Record numbers of Venezuelan migrants have been crossing into the United States in recent months, posing a new border challenge for the Biden administration and raising concerns that more of the nearly 6 million people displaced from the South American nation could be heading north.

U.S. authorities intercepted 13,406 Venezuelan migrants along the Mexico border in October, the highest one-month total ever and more than double the number taken into custody in August. The influx includes Venezuelans who left their homes years ago for Colombia and other countries in the region, as well as more recent emigrants fleeing violence, economic collapse and authoritarian rule.

The U.S. government does not recognize Venezuelan leader Nicolás Maduro as the country’s legitimate president, limiting the ability of U.S. Immigration and Customs Enforcement to send migrants back.

As a result, nearly all of the Venezuelans crossing the Mexican border are being released into the United States. ICE carried out just 150 deportations to Venezuela between October 2020 and August 2021, a period when nearly 40,000 Venezuelans crossed the U.S. border illegally, according to agency statistics.

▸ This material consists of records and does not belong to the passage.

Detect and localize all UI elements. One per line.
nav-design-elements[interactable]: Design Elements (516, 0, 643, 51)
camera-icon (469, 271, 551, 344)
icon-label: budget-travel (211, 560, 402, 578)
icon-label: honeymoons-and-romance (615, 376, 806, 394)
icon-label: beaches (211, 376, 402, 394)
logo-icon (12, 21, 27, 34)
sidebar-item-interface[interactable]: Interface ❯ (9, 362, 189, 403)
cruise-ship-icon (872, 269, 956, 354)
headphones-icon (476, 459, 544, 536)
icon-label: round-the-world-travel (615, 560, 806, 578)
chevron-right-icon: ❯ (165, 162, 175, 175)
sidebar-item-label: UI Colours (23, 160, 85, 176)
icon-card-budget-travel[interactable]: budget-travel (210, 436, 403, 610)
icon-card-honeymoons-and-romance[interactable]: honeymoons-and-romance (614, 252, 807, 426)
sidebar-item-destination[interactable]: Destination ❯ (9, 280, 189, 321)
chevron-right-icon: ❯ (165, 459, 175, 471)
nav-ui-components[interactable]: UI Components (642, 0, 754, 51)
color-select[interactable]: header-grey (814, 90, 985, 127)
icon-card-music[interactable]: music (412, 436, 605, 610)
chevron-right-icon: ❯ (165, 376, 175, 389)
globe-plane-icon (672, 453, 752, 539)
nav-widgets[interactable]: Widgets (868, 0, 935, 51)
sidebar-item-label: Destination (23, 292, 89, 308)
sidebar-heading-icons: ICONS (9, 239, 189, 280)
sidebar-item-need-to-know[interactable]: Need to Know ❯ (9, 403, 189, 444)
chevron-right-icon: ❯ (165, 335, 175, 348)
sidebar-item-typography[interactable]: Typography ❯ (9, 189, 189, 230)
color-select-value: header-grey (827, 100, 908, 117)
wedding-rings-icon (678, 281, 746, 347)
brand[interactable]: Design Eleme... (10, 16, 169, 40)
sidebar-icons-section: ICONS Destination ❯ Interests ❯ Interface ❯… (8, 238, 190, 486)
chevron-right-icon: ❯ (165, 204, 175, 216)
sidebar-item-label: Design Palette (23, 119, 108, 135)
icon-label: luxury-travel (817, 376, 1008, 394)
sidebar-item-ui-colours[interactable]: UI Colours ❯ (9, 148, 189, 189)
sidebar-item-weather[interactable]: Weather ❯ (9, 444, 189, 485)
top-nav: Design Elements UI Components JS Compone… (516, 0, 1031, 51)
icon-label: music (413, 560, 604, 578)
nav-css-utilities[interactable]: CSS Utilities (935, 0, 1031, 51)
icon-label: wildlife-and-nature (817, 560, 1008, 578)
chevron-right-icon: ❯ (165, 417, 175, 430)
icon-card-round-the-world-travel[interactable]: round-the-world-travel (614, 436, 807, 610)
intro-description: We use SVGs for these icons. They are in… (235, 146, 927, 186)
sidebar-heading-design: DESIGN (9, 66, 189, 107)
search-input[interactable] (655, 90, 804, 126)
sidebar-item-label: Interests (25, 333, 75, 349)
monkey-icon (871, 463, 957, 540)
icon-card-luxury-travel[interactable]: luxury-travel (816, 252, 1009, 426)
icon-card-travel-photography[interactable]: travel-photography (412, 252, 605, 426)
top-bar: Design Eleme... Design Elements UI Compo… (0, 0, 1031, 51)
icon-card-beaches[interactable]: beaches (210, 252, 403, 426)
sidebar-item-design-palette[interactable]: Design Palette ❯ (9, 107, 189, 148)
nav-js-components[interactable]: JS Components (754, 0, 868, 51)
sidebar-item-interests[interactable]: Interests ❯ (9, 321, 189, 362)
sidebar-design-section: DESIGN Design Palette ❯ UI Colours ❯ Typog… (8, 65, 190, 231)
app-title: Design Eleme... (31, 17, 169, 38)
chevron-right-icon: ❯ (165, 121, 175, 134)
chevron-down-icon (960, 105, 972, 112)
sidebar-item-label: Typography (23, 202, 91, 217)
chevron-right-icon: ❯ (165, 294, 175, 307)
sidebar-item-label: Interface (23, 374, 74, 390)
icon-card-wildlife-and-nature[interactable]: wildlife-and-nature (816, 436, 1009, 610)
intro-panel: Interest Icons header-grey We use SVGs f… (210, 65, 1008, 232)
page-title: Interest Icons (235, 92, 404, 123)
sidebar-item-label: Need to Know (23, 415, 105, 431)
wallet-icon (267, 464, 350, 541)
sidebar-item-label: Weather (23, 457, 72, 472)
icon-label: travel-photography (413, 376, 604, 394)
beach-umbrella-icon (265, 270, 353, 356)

Those figures contrast with the treatment of Haitian migrants, whom the Biden administration has expelled en masse since September using the Title 42 emergency public health law. Last month fewer than 1 percent of Venezuelans were expelled under Title 42, while 48 percent of Haitians were returned.

“This is a hard one for the administration,” said Andrew Selee, president of the nonpartisan Migration Policy Institute in Washington. “They don’t want to send people back to Venezuela. At same time, if Venezuelan nationals are allowed in, it creates incentives for others to try.”